Graduiertenkolleg 516
Kulturtransfer im europäischen Mittelalter

Johannes Frey

Spielräume des Erzählens. Figurenrede und Erzähltechniken im europäischen höfischen Roman

Johannes Frey Geschichten sind seit jeher zentraler Bestandteil kultureller Wissensvermittlung. Die unterschiedlichen Arten und Strukturen, in denen Menschen Geschichten erzählen, geben Aufschluss über deren Kultur, Denkweise und Weltsicht. In meiner Dissertation untersuche ich die Entwicklung des Erzählens im europäischen höfischen Roman (Iwein- und Tristan-Erzählungen) und damit die teilweise sehr verschiedenen Herangehensweisen an ein- und dieselbe Geschichte. Im Zentrum steht hierbei die Frage, ob und inwieweit die Form des Erzählens mit dem Stoff der Erzählung gewandert ist und inwiefern narrative Techniken der französischen Vorlagen von den deutschen, englischen und isländischen Wiedererzählern übernommen wurden. Das heißt: wie verändern sich Geschichten in anderen Kulturräumen, und wie verändern sich deren Erzählmuster, um fremde Geschichten erzählen zu können? Wie muss ein deutscher, und wie ein isländischer Autor seine Erzählgewohnheiten verändern, damit Sinn und Struktur einer französischen Erzählung dem Verständnishorizont des heimischen Publikums entsprechen und von diesem verstanden werden?

Meine Untersuchung konzentriert sich auf die Mikrostrukturen des (Wieder-)Erzählens, insbesondere die narrativen Funktionen der Figurenrede im Textgefüge der Geschichte. Sie analysiert das narratologische Verhältnis zwischen Figurenrede und Erzählerbericht und vergleicht die Art und Weise, in der die Dichter ihre Figuren für textbedingte Zwecke (Handlungsmotivation, Textaufbau und -entwicklung) und Erzählarbeit (Beschreibungen, Erklärung sinnstiftender Hintergründe und Zusammenhänge) verwenden.

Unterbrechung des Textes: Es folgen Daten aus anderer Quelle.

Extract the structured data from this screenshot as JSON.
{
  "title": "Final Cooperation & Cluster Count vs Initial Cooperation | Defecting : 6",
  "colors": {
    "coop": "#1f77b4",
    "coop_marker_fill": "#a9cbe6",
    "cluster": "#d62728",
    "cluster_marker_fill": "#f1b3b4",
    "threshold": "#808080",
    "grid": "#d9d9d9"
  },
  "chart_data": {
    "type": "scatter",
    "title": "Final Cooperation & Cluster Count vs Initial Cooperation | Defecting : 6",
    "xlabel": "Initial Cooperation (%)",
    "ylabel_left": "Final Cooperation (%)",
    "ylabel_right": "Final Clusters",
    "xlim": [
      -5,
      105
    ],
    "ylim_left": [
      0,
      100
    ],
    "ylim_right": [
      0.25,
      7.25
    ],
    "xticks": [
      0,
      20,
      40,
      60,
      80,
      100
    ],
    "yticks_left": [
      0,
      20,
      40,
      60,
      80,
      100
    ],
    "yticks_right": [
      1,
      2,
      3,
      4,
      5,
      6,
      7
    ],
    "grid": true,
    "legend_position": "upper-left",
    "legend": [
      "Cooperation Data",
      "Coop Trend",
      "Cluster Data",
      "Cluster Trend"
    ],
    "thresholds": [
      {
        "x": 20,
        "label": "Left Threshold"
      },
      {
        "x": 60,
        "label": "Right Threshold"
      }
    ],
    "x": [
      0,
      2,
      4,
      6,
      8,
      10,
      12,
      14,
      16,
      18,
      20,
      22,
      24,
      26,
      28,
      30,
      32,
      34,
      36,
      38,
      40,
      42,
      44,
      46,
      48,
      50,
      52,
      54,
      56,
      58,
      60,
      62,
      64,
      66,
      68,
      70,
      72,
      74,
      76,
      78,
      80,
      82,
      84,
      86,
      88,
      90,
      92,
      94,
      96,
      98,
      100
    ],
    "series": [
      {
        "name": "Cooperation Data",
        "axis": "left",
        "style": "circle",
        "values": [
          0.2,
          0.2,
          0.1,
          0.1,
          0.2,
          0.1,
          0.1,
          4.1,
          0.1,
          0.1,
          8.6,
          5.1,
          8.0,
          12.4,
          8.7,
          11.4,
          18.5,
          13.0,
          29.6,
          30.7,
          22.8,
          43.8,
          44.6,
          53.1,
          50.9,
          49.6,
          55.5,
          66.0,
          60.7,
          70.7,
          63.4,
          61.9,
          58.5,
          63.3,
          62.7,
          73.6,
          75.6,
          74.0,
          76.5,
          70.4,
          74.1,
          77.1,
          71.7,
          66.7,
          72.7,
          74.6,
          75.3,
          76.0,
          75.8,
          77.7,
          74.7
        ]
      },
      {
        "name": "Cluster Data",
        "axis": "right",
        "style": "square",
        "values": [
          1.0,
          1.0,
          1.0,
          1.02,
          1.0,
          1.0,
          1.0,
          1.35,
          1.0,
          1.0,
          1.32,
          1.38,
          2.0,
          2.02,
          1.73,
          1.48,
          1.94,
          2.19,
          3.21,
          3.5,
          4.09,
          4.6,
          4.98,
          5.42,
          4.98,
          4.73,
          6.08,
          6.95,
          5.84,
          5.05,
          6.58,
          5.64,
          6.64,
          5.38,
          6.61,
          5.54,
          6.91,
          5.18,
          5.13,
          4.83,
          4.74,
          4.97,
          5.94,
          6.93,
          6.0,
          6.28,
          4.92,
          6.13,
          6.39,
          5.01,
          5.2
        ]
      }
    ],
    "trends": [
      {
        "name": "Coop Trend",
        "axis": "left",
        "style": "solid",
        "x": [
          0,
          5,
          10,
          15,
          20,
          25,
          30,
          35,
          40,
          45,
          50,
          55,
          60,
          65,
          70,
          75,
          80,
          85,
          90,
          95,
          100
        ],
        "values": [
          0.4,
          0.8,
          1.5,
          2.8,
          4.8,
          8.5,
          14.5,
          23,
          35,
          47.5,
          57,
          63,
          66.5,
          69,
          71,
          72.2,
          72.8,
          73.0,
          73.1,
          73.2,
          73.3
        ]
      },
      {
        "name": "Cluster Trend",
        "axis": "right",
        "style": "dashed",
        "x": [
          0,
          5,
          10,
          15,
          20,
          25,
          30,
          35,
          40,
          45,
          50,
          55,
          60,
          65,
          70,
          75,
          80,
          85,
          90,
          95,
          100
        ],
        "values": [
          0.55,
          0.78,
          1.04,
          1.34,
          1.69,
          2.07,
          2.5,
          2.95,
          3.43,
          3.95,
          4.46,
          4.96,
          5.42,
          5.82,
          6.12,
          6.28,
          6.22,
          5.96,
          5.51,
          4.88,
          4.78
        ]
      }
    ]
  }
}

Einhergehend mit den unterschiedlichen Erzählzielen der Dichter zeigt sich, wie verschieden eine inhaltlich gleiche Geschichte erzählt werden kann. Dies beschränkt sich keineswegs auf offenkundige Veränderungen wie die Übersetzung der altfranzösischen Endreimpaardichtung in altnordische Prosaerzählung, sondern erstreckt sich auf den Gebrauch des Reimes (als kommentierter Übergang bei Chrétien bzw. als Zeichen des Abschlusses bei Hartmann), auf den narrativen Status der Figuren (als eigenständige Informationsvermittler bei Chrétien im Gegensatz zum alleinwissenden Erzähler bei Hartmann) oder die Verwendung bestimmter Motive und Bildlichkeiten für erzählstrategisch vollkommen unterschiedliche Ziele. Die Untersuchung wird die verschiedenen Erzählstile zunächst klar voneinander abgrenzen und dann versuchen, Gemeinsamkeiten der Erzähler eines Sprachraumes bzw. Eigenheiten des europäischen Phänomens 'Artusliteratur' zu bestimmen. Sie wird Aufschluss darüber geben, welche Erzähltechniken Hartmann von Chrétien bzw. Gottfried oder Bruder Robert von Thomas übernommen (in einigen Fällen wohl auch gelernt) haben, und wo und warum sie sich den Vorgaben der Vorlagen verweigerten.